Beaver provides “natural raspberry” flavor. Yes, I’m serious. If you want to be grossed out or convinced to never drink natural raspberry flavor or curiosity is getting the best of you, Bing it.
Beavers cause many problems by flooding roads and felling valuable trees (sometimes landing them on valuable items) but I admire them. They’re nature’s engineers. They’re always busy, clever and hard working. And surprisingly, they taste good. I didn’t think I was going to like it but each time I’ve tasted it I’ve liked beaver meat. I’m hoping to acquire a carcass so I can cook it myself and share the recipes I come up with.
For perspective, this lodge is approximately ten feet tall. Beavers build dams to stop water flow and lodges to live in. A lodge might also be in the bank of a stream or river, or along the shore of a lake or pond. This lodge has been empty for years but there’s an active one behind and to the right.

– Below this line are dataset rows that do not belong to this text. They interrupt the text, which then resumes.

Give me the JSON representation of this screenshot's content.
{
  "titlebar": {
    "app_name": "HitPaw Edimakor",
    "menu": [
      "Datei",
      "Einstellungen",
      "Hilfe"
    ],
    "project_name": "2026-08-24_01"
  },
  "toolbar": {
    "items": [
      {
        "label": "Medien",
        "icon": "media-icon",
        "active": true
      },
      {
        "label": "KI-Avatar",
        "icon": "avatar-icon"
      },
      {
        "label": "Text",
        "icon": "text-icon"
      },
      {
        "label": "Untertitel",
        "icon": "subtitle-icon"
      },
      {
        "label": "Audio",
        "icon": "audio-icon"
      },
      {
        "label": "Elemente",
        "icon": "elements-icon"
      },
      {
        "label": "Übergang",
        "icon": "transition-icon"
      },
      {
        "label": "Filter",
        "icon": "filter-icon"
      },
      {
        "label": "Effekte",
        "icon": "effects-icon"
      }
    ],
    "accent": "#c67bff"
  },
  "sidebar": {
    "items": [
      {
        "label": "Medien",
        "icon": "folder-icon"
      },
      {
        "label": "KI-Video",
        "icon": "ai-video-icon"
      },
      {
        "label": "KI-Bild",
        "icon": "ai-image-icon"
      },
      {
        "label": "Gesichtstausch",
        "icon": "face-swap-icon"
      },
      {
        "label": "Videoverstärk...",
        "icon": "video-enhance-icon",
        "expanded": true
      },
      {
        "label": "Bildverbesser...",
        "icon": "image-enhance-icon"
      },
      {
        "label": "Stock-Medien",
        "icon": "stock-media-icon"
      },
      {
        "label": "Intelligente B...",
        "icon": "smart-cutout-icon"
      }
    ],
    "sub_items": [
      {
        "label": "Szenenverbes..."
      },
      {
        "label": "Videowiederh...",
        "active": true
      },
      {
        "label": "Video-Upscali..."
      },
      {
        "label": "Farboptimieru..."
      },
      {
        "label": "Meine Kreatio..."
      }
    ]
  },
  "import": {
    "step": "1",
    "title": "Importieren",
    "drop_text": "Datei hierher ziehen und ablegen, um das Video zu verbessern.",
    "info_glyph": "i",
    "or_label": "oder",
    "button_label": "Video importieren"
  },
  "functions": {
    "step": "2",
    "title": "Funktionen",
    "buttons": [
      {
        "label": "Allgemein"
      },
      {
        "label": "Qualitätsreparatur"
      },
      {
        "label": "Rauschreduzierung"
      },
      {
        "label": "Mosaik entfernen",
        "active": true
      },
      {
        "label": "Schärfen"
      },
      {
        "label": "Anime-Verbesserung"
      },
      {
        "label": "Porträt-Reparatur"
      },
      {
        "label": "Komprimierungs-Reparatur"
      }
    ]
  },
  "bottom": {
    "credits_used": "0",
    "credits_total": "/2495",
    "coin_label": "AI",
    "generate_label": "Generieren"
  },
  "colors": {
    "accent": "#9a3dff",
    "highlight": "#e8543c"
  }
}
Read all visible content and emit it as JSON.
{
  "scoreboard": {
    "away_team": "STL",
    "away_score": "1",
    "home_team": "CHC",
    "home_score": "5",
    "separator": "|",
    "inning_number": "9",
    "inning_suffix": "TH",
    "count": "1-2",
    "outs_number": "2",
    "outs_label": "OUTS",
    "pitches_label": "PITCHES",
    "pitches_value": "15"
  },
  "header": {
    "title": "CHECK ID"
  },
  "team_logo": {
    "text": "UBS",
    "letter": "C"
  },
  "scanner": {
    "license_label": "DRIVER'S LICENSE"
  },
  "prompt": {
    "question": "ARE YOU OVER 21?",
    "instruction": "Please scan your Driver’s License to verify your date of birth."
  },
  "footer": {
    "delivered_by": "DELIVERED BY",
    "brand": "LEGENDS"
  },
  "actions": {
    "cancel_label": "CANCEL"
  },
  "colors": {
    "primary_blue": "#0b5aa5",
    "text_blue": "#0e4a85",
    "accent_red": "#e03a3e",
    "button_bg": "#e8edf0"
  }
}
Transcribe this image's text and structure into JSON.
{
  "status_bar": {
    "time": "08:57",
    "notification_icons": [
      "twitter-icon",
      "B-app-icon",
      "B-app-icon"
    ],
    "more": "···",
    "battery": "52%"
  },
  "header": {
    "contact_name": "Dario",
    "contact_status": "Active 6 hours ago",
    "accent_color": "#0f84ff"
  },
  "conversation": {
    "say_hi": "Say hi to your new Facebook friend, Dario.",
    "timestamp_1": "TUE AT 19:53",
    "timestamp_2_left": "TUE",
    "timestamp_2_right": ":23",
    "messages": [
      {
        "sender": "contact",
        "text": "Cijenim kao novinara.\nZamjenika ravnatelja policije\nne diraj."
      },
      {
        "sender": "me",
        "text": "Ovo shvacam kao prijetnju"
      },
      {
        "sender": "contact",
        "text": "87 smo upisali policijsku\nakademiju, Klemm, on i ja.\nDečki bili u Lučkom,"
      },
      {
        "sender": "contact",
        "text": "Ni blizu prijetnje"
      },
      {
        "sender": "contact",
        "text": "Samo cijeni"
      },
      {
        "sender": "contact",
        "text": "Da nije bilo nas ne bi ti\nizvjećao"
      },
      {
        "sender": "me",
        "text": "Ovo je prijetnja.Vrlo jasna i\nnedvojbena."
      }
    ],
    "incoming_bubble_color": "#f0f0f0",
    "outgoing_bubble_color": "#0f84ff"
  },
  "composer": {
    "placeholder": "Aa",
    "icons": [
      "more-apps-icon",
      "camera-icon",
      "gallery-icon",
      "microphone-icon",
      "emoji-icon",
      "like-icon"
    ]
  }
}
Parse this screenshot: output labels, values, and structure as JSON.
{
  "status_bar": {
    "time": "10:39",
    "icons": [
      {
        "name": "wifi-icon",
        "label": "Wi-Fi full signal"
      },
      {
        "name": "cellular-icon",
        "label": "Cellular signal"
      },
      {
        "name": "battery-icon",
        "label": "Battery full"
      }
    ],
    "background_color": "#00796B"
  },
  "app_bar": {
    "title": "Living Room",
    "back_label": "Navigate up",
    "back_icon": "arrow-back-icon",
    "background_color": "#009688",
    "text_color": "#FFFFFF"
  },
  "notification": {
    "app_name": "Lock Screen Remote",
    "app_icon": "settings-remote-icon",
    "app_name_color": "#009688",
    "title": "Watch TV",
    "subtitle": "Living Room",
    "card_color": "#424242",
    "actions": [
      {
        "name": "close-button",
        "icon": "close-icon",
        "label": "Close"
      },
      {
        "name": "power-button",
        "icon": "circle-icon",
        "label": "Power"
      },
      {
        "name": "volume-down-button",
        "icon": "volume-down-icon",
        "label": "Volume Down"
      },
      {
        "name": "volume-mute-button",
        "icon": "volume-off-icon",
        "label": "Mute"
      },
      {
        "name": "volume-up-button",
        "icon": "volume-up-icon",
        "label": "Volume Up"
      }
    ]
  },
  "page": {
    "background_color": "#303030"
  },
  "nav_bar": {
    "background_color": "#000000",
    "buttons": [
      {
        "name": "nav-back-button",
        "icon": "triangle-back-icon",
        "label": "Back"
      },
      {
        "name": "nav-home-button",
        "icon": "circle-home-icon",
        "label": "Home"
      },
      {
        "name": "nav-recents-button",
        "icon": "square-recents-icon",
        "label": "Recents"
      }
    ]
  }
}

They’ve dammed a bog on the side of the road leading to camp but that wasn’t enough. They’re working on damming the road now.
Beaver Food Plot
This is an old food plot. They eat leaves, the inner bark and twigs, ferns, shrubs, water plants, grass, and fish. There seems to be no preference in food but it’s often thought they favor alder, birch, aspen and willow. Is it coincidence that these are the trees that grow near water? They store what they aren’t eating in these food banks as well as jamming branches into the mud in the water.